I find the wood duck to be the most beautiful of all the ducks in eastern America. The drake's showy colors and bizarre designs have, unquestionably, no match. The wood duck hen, not possessing the characteristic washed out and protective attire of other female species, wears an exquisite white mask with spotted breast and flanks. Both sexes together make a very stunning and showy couple.

The wood duck prefers a tree cavity for a nesting site. In our area this often begins as the result of a beaver girdling the trunk of a tree. When the outer bark is stripped off from the ground to about three feet, the tree will eventually die, rot out and leave a hollow standing structure leaning over a river. A forest flooded by a beaver pond will leave countless dying trees for potential wood duck homes.

In most cases nest boxes are also readily accepted by wood ducks. If protected properly with encircling guards around the base, the box can be safer than a hollow tree. At West Point on the Eno Park a number of boxes were erected along the edge of the river for an Eagle Scout project two years ago. One of the boxes has finally been occupied this March. We are hoping that the abundance of spring wafters with their boats and hikers with their dogs, will not deter the important mission of our wood duck couples.

Upon hatching, young wood ducks are very precocious. They remain in the nest only about twenty-four hours before they are ready to venture out. They possess sharp claws that enable them to climb out of a cavity up to eight feet deep. From there they follow their parents, dropping onto the river and are able to find their own food while following in their parent's shadow. It takes the young wood duck about two months to be able to fully master its own flight.

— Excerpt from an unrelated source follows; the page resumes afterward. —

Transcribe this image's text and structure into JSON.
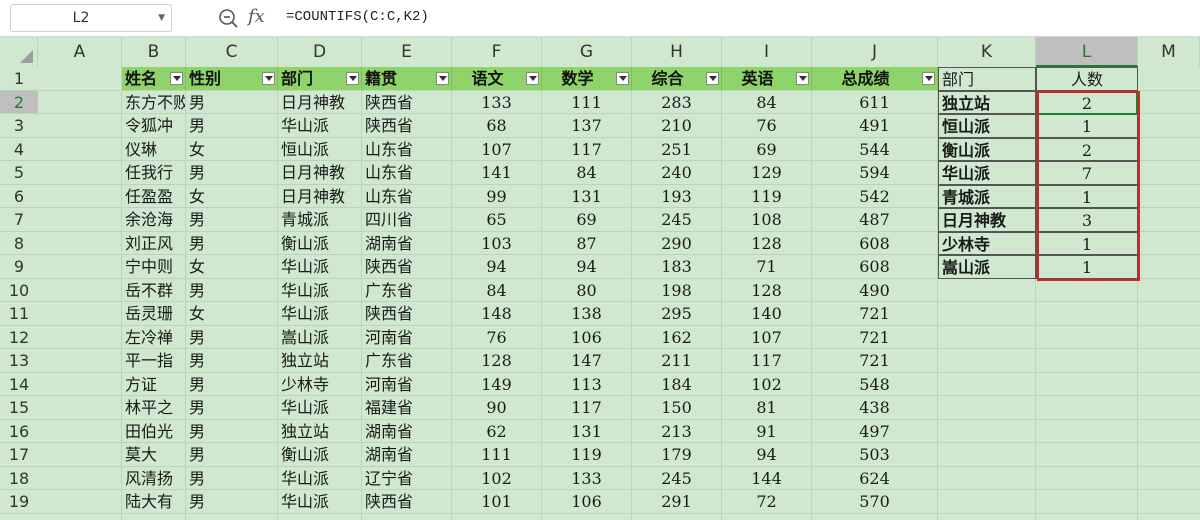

Ducks are generally divided into two groups for the casual observer - the divers and the dabblers. The divers actually swim under water in search of food while the dabblers are surface feeders, the wood duck being one of the latter. The wood duck's diet includes acorns, seeds, berries, grain, aquatic and terrestrial insects and other invertebrates. Tilting its body  headfirst into the water to feed, it is not uncommon to see the tail of the wood duck pointing straight up in the air.

Wood ducks were hunted for their plumage and for food almost to the point of extinction at the beginning of this century. Careful wildlife management practices have brought about a reversal in the duck's fortunes since that time. In southern Durham County along New Hope Creek and other streams flowing into Jordan Lake, recently created levees and dams have produced subimpoundments for the purpose of expanding the habitat available for wood ducks and for those who enjoy hunting them.

But the flooding of our bottomland forests and the resulting drastic alteration of river habitat is a questionable policy. Is it right to impede the natural flow of our creeks and the movement of its many other aquatic species so that the wood duck can be hunted with more ease? This is a question we must ask ourselves as we come to better appreciate Durham's bottomland forests. The situation reminds us of how we have impounded our larger rivers and then bragged about the bald eagles that have subsequently shown up to nest.

When we think of a homely local duck, the majority of us may have the image of the mallard duck and its famous "quack'' in our minds . The fact is the truly wild mallards can be seen in Durham only in the winter as migrants from the Midwest. There are some domesticated and semi wild individual mallards that remain here year-round. But it is the wood duck that holds the claim to be our only native wild breeder. It may take a little more careful observation to find that isolated cove on a river or lake where the shy wood duck retreats. But to become familiar with this beautiful neighbor of ours is well worth the effort.